Same for 9: sqrt(81) = sqrt(8 * 10) -> (0.3*3 + 1) / 2 = 0.95

At some point it's easier to remember a few numbers than calculate a lot of formulas.

adrian_b•6mo ago
I find much more useful to memorize the inverse of that table, i.e. the decibel table.

The numbers corresponding approximately to 0 dB, 1 dB, 2 dB, 3 dB etc. (1.0, 1.25, 1.6, 2.0 etc.; more accurate values, like 1.26 or 1.58 instead of 1.25 and 1.6 are typically not needed) are also frequently encountered as such in engineering practice as belonging to various series of standard nominal values, which makes them more useful to have in mind.

Then for any mental computation, it is trivial to convert mentally a given number to the corresponding dB value, perform the computation with additions and subtractions instead of multiplications and divisions, then convert back the dB value to the linear number corresponding to the result.

Doing mental computations in this way, even if it has only about 2 correct digits at most, is enough for debugging various hardware problems, or even for catching software bugs, where frequently an impressive numbers of significant digits is displayed, but the order of magnitude can be completely wrong.

madcaptenor•6mo ago
Since 3 dB is so nearly 2.0, you can derive that series by taking small powers of two, say from 2^(-4) to 2^5 or 2^6:

0.0625, 0.125, 0.25, 0.5, 1, 2, 4, 8, 16, 32, (64)

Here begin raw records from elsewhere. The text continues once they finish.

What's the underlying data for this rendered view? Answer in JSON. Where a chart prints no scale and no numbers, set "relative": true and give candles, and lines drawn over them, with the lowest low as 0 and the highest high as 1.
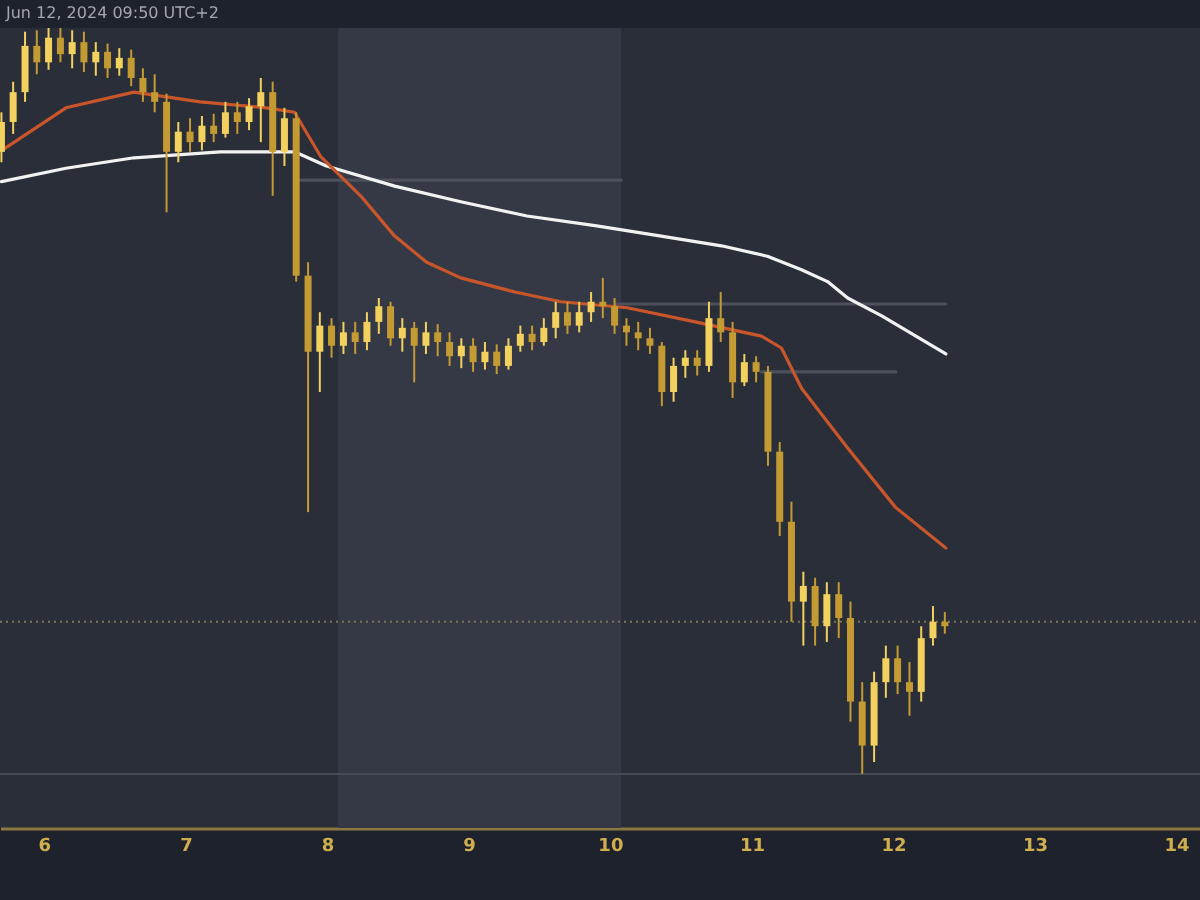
{
  "chart_data": {
    "type": "candlestick",
    "relative": true,
    "annotations": [
      "Jun 12, 2024 09:50 UTC+2"
    ],
    "xlim": [
      5.69,
      14.17
    ],
    "xticks": [
      6,
      7,
      8,
      9,
      10,
      11,
      12,
      13,
      14
    ],
    "tick_labels": "x",
    "bands": [
      {
        "axis": "x",
        "from": 8.08,
        "to": 10.08,
        "color": "#353945"
      }
    ],
    "ref_lines": [
      {
        "axis": "y",
        "value": 0.204,
        "color": "#7a7458",
        "line_style": "dotted"
      },
      {
        "axis": "y",
        "value": 0,
        "color": "#474b56"
      }
    ],
    "series": [
      {
        "type": "line",
        "x": [
          7.813,
          10.079
        ],
        "values": [
          0.796,
          0.796
        ],
        "color": "#4c505b"
      },
      {
        "type": "line",
        "x": [
          10.037,
          12.374
        ],
        "values": [
          0.63,
          0.63
        ],
        "color": "#4c505b"
      },
      {
        "type": "line",
        "x": [
          11.071,
          12.02
        ],
        "values": [
          0.539,
          0.539
        ],
        "color": "#4c505b"
      },
      {
        "type": "line",
        "x": [
          5.7,
          6.156,
          6.637,
          7.246,
          7.771,
          7.997,
          8.479,
          8.946,
          9.414,
          9.895,
          10.363,
          10.788,
          11.113,
          11.354,
          11.538,
          11.68,
          11.921,
          12.374
        ],
        "values": [
          0.794,
          0.812,
          0.826,
          0.834,
          0.834,
          0.815,
          0.788,
          0.767,
          0.748,
          0.735,
          0.721,
          0.708,
          0.694,
          0.676,
          0.66,
          0.638,
          0.614,
          0.563
        ],
        "color": "#f2f2f2"
      },
      {
        "type": "line",
        "x": [
          5.703,
          6.156,
          6.637,
          7.105,
          7.572,
          7.771,
          7.955,
          8.238,
          8.479,
          8.705,
          8.946,
          9.329,
          9.654,
          10.122,
          10.603,
          11.071,
          11.212,
          11.354,
          11.68,
          12.02,
          12.374
        ],
        "values": [
          0.836,
          0.893,
          0.914,
          0.901,
          0.893,
          0.887,
          0.828,
          0.775,
          0.721,
          0.686,
          0.665,
          0.646,
          0.633,
          0.625,
          0.606,
          0.587,
          0.571,
          0.517,
          0.437,
          0.357,
          0.303
        ],
        "color": "#c9552a"
      },
      {
        "colors": [
          "#f2d15f",
          "#f2d15f",
          "#f2d15f",
          "#c49a33",
          "#f2d15f",
          "#c49a33",
          "#f2d15f",
          "#c49a33",
          "#f2d15f",
          "#c49a33",
          "#f2d15f",
          "#c49a33",
          "#c49a33",
          "#c49a33",
          "#c49a33",
          "#f2d15f",
          "#c49a33",
          "#f2d15f",
          "#c49a33",
          "#f2d15f",
          "#c49a33",
          "#f2d15f",
          "#f2d15f",
          "#c49a33",
          "#f2d15f",
          "#c49a33",
          "#c49a33",
          "#f2d15f",
          "#c49a33",
          "#f2d15f",
          "#c49a33",
          "#f2d15f",
          "#f2d15f",
          "#c49a33",
          "#f2d15f",
          "#c49a33",
          "#f2d15f",
          "#c49a33",
          "#c49a33",
          "#f2d15f",
          "#c49a33",
          "#f2d15f",
          "#c49a33",
          "#f2d15f",
          "#f2d15f",
          "#c49a33",
          "#f2d15f",
          "#f2d15f",
          "#c49a33",
          "#f2d15f",
          "#f2d15f",
          "#c49a33",
          "#c49a33",
          "#c49a33",
          "#c49a33",
          "#c49a33",
          "#c49a33",
          "#f2d15f",
          "#f2d15f",
          "#c49a33",
          "#f2d15f",
          "#c49a33",
          "#c49a33",
          "#f2d15f",
          "#c49a33",
          "#c49a33",
          "#c49a33",
          "#c49a33",
          "#f2d15f",
          "#c49a33",
          "#f2d15f",
          "#c49a33",
          "#c49a33",
          "#c49a33",
          "#f2d15f",
          "#f2d15f",
          "#c49a33",
          "#c49a33",
          "#f2d15f",
          "#f2d15f",
          "#c49a33"
        ],
        "x": [
          5.7,
          5.783,
          5.867,
          5.95,
          6.033,
          6.117,
          6.2,
          6.283,
          6.367,
          6.45,
          6.533,
          6.617,
          6.7,
          6.783,
          6.867,
          6.95,
          7.033,
          7.117,
          7.2,
          7.283,
          7.367,
          7.45,
          7.533,
          7.617,
          7.7,
          7.783,
          7.867,
          7.95,
          8.033,
          8.117,
          8.2,
          8.283,
          8.367,
          8.45,
          8.533,
          8.617,
          8.7,
          8.783,
          8.867,
          8.95,
          9.033,
          9.117,
          9.2,
          9.283,
          9.367,
          9.45,
          9.533,
          9.617,
          9.7,
          9.783,
          9.867,
          9.95,
          10.033,
          10.117,
          10.2,
          10.283,
          10.367,
          10.45,
          10.533,
          10.617,
          10.7,
          10.783,
          10.867,
          10.95,
          11.033,
          11.117,
          11.2,
          11.283,
          11.367,
          11.45,
          11.533,
          11.617,
          11.7,
          11.783,
          11.867,
          11.95,
          12.033,
          12.117,
          12.2,
          12.283,
          12.367
        ],
        "ohlc": [
          [
            0.834,
            0.887,
            0.82,
            0.874
          ],
          [
            0.874,
            0.928,
            0.858,
            0.914
          ],
          [
            0.914,
            0.995,
            0.901,
            0.976
          ],
          [
            0.976,
            0.997,
            0.938,
            0.954
          ],
          [
            0.954,
            1.0,
            0.944,
            0.987
          ],
          [
            0.987,
            1.0,
            0.954,
            0.965
          ],
          [
            0.965,
            0.997,
            0.946,
            0.981
          ],
          [
            0.981,
            0.995,
            0.941,
            0.954
          ],
          [
            0.954,
            0.981,
            0.936,
            0.968
          ],
          [
            0.968,
            0.979,
            0.933,
            0.946
          ],
          [
            0.946,
            0.973,
            0.936,
            0.96
          ],
          [
            0.96,
            0.971,
            0.922,
            0.933
          ],
          [
            0.933,
            0.946,
            0.901,
            0.914
          ],
          [
            0.914,
            0.938,
            0.887,
            0.901
          ],
          [
            0.901,
            0.912,
            0.753,
            0.834
          ],
          [
            0.834,
            0.874,
            0.82,
            0.861
          ],
          [
            0.861,
            0.879,
            0.834,
            0.847
          ],
          [
            0.847,
            0.882,
            0.836,
            0.869
          ],
          [
            0.869,
            0.885,
            0.847,
            0.858
          ],
          [
            0.858,
            0.901,
            0.853,
            0.887
          ],
          [
            0.887,
            0.901,
            0.858,
            0.874
          ],
          [
            0.874,
            0.906,
            0.863,
            0.895
          ],
          [
            0.895,
            0.933,
            0.847,
            0.914
          ],
          [
            0.914,
            0.928,
            0.775,
            0.834
          ],
          [
            0.834,
            0.893,
            0.815,
            0.879
          ],
          [
            0.879,
            0.887,
            0.66,
            0.668
          ],
          [
            0.668,
            0.686,
            0.351,
            0.566
          ],
          [
            0.566,
            0.619,
            0.512,
            0.601
          ],
          [
            0.601,
            0.611,
            0.558,
            0.574
          ],
          [
            0.574,
            0.606,
            0.563,
            0.592
          ],
          [
            0.592,
            0.606,
            0.563,
            0.579
          ],
          [
            0.579,
            0.619,
            0.568,
            0.606
          ],
          [
            0.606,
            0.638,
            0.59,
            0.627
          ],
          [
            0.627,
            0.633,
            0.574,
            0.584
          ],
          [
            0.584,
            0.611,
            0.566,
            0.598
          ],
          [
            0.598,
            0.606,
            0.525,
            0.574
          ],
          [
            0.574,
            0.606,
            0.563,
            0.592
          ],
          [
            0.592,
            0.603,
            0.56,
            0.579
          ],
          [
            0.579,
            0.592,
            0.547,
            0.56
          ],
          [
            0.56,
            0.584,
            0.544,
            0.574
          ],
          [
            0.574,
            0.584,
            0.539,
            0.552
          ],
          [
            0.552,
            0.579,
            0.542,
            0.566
          ],
          [
            0.566,
            0.576,
            0.536,
            0.547
          ],
          [
            0.547,
            0.584,
            0.542,
            0.574
          ],
          [
            0.574,
            0.601,
            0.566,
            0.59
          ],
          [
            0.59,
            0.601,
            0.568,
            0.579
          ],
          [
            0.579,
            0.611,
            0.574,
            0.598
          ],
          [
            0.598,
            0.633,
            0.584,
            0.619
          ],
          [
            0.619,
            0.633,
            0.59,
            0.601
          ],
          [
            0.601,
            0.633,
            0.592,
            0.619
          ],
          [
            0.619,
            0.646,
            0.606,
            0.633
          ],
          [
            0.633,
            0.665,
            0.611,
            0.627
          ],
          [
            0.627,
            0.638,
            0.59,
            0.601
          ],
          [
            0.601,
            0.611,
            0.574,
            0.592
          ],
          [
            0.592,
            0.606,
            0.568,
            0.584
          ],
          [
            0.584,
            0.598,
            0.563,
            0.574
          ],
          [
            0.574,
            0.579,
            0.493,
            0.512
          ],
          [
            0.512,
            0.558,
            0.499,
            0.547
          ],
          [
            0.547,
            0.568,
            0.531,
            0.558
          ],
          [
            0.558,
            0.568,
            0.534,
            0.547
          ],
          [
            0.547,
            0.633,
            0.539,
            0.611
          ],
          [
            0.611,
            0.646,
            0.579,
            0.592
          ],
          [
            0.592,
            0.606,
            0.504,
            0.525
          ],
          [
            0.525,
            0.563,
            0.52,
            0.552
          ],
          [
            0.552,
            0.56,
            0.525,
            0.539
          ],
          [
            0.539,
            0.547,
            0.413,
            0.432
          ],
          [
            0.432,
            0.445,
            0.319,
            0.338
          ],
          [
            0.338,
            0.365,
            0.204,
            0.231
          ],
          [
            0.231,
            0.271,
            0.172,
            0.252
          ],
          [
            0.252,
            0.263,
            0.172,
            0.198
          ],
          [
            0.198,
            0.257,
            0.177,
            0.241
          ],
          [
            0.241,
            0.257,
            0.182,
            0.209
          ],
          [
            0.209,
            0.231,
            0.07,
            0.097
          ],
          [
            0.097,
            0.123,
            0.0,
            0.038
          ],
          [
            0.038,
            0.137,
            0.016,
            0.123
          ],
          [
            0.123,
            0.172,
            0.102,
            0.155
          ],
          [
            0.155,
            0.172,
            0.107,
            0.123
          ],
          [
            0.123,
            0.15,
            0.078,
            0.11
          ],
          [
            0.11,
            0.198,
            0.097,
            0.182
          ],
          [
            0.182,
            0.225,
            0.172,
            0.204
          ],
          [
            0.204,
            0.217,
            0.188,
            0.198
          ]
        ]
      }
    ]
  }
}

and then multiplying everything by factors of 10 to get it between 0 and 10:

1, 1.25, 1.6, 2, 2.5, 3.2, 4, 5, 6.25 (or 6.4), 8

adrian_b•6mo ago
You are right, so this is how the series of standardized nominal values that has been traditionally used for some quantities, like maximum dissipated powers for resistors, maximum operating voltages for capacitors, maximum powers for motors, hexagonal nut sizes for some ancient packages for stud-mounted power semiconductor devices, etc., has been obtained.

Apparently whoever have standardized first this series of values have not been able to make their mind to choose between 6.25 and 6.4, therefore 6.3 has been chosen instead of any of those 2 values.

gus_massa•6mo ago
Typo near the top, in case someone knows the author:

> log(100)≤log(N)<log(100)

There is a missing 0 in the last log. It should be

> log(100)≤log(N)<log(1000)

obrhubr•6mo ago
Thanks for pointing this out :), I fixed it!
stevefan1999•6mo ago
Related Wikipedia entry: https://en.wikipedia.org/wiki/Logarithmic_number_system

Also related: https://blog.timhutt.co.uk/fast-inverse-square-root/

(I see that someone already mentioned fast inverse square root algorithm is related to this, which is famously used by John Carmack which is one of my hero who led me into tech industry, despite I didn't end up in gaming industry)

teo_zero•6mo ago
The artcle makes a weird use of the notation for successive exponentiations. It's difficult to represent the concept here as only text is allowed, but shortly the author uses a^b^c to mean (a^b)^c. This is counter intuitive as in most mathematical contexts exponentiation is right-associative, that is a^b^c means a^(b^c). A pair of parentheses would remove any doubts!